To assess the safety and efficacy of preoperative rectal misoprostol for the prevention of intraoperative and postoperative blood loss in women undergoing elective cesarean delivery. A single-blind randomized controlled trial of 200 full-term pregnant women scheduled for elective cesarean delivery. Computer-generated randomization allocated women to receive 400μg rectal misoprostol at urinary catheter insertion plus 400μg rectally after abdominal closure (preoperative group, n=100) or 800μg of rectal misoprostol after abdominal closure (postoperative group, n=100). Primary outcome was intraoperative blood loss. Intraoperative blood loss was significantly lower in the preoperative misoprostol group compared with the postoperative group (528.7±114.8mL vs 788.6 ± 165.8mL; P<0.001).
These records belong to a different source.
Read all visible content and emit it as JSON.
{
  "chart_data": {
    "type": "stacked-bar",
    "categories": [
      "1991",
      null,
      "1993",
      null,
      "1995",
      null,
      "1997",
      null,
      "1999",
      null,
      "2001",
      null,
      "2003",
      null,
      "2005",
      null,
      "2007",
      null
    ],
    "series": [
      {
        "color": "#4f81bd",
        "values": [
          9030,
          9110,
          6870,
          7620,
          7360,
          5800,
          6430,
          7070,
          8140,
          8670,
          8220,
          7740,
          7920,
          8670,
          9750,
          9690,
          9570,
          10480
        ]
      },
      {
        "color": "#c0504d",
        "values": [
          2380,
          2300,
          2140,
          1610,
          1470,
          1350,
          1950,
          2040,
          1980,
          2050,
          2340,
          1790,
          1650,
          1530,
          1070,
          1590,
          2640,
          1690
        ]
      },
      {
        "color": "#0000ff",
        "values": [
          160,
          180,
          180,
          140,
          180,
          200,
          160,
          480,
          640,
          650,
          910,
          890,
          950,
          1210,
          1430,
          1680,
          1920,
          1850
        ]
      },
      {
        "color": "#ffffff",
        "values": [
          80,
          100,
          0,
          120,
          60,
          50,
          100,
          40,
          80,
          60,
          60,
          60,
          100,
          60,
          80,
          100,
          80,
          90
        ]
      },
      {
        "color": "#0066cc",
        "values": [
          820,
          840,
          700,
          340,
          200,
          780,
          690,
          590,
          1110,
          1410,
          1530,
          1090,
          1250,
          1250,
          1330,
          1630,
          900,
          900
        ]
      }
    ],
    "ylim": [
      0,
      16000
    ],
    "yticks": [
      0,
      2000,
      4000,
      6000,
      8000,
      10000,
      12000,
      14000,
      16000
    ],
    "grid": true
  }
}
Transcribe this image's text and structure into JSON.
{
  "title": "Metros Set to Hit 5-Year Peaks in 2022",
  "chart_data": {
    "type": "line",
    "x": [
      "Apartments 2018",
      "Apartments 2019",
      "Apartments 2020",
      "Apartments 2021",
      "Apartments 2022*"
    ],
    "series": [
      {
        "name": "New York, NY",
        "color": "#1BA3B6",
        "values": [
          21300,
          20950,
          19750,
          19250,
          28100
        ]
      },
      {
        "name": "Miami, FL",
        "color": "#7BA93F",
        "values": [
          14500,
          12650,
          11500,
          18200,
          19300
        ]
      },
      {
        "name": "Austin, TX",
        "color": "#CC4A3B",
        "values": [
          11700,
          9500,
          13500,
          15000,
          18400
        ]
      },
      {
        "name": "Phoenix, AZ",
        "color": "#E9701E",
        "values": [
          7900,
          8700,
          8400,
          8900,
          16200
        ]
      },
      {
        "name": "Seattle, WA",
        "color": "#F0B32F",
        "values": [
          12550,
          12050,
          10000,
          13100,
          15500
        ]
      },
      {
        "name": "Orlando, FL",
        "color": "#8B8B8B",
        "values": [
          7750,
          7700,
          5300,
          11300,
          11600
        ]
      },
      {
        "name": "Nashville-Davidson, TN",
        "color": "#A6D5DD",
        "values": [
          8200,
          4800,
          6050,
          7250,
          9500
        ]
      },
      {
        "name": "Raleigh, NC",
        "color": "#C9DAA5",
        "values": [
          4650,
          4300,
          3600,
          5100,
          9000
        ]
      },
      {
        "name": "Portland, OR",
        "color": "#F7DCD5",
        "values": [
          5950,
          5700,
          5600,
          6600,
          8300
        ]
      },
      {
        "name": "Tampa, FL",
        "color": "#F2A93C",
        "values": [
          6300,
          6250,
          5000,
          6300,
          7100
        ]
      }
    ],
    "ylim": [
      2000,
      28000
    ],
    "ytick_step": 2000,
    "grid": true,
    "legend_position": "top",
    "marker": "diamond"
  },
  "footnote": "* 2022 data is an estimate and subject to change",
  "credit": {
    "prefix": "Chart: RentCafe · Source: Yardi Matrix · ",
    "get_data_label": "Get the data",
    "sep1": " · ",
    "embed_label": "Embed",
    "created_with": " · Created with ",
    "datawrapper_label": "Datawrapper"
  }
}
Blood loss during the first 24hours after delivery was also lower in the preoperative group (199.3±84.5mL vs 302.9±125.6mL; P<0.001). Fewer women in the preoperative group needed additional uterotonics (7 vs 21; P<0.001). After delivery, the decrease in both hemoglobin and hematocrit levels was significantly less in the preoperative group (-6.8 vs -12.8% and -6.05 vs -17.8%, respectively; P<0.001). Preoperative rectal administration of misoprostol significantly reduced intraoperative and postoperative blood loss during and after elective cesarean delivery. ClinicalTrial.gov ID: NCT03680339. Date of registration 9/2018.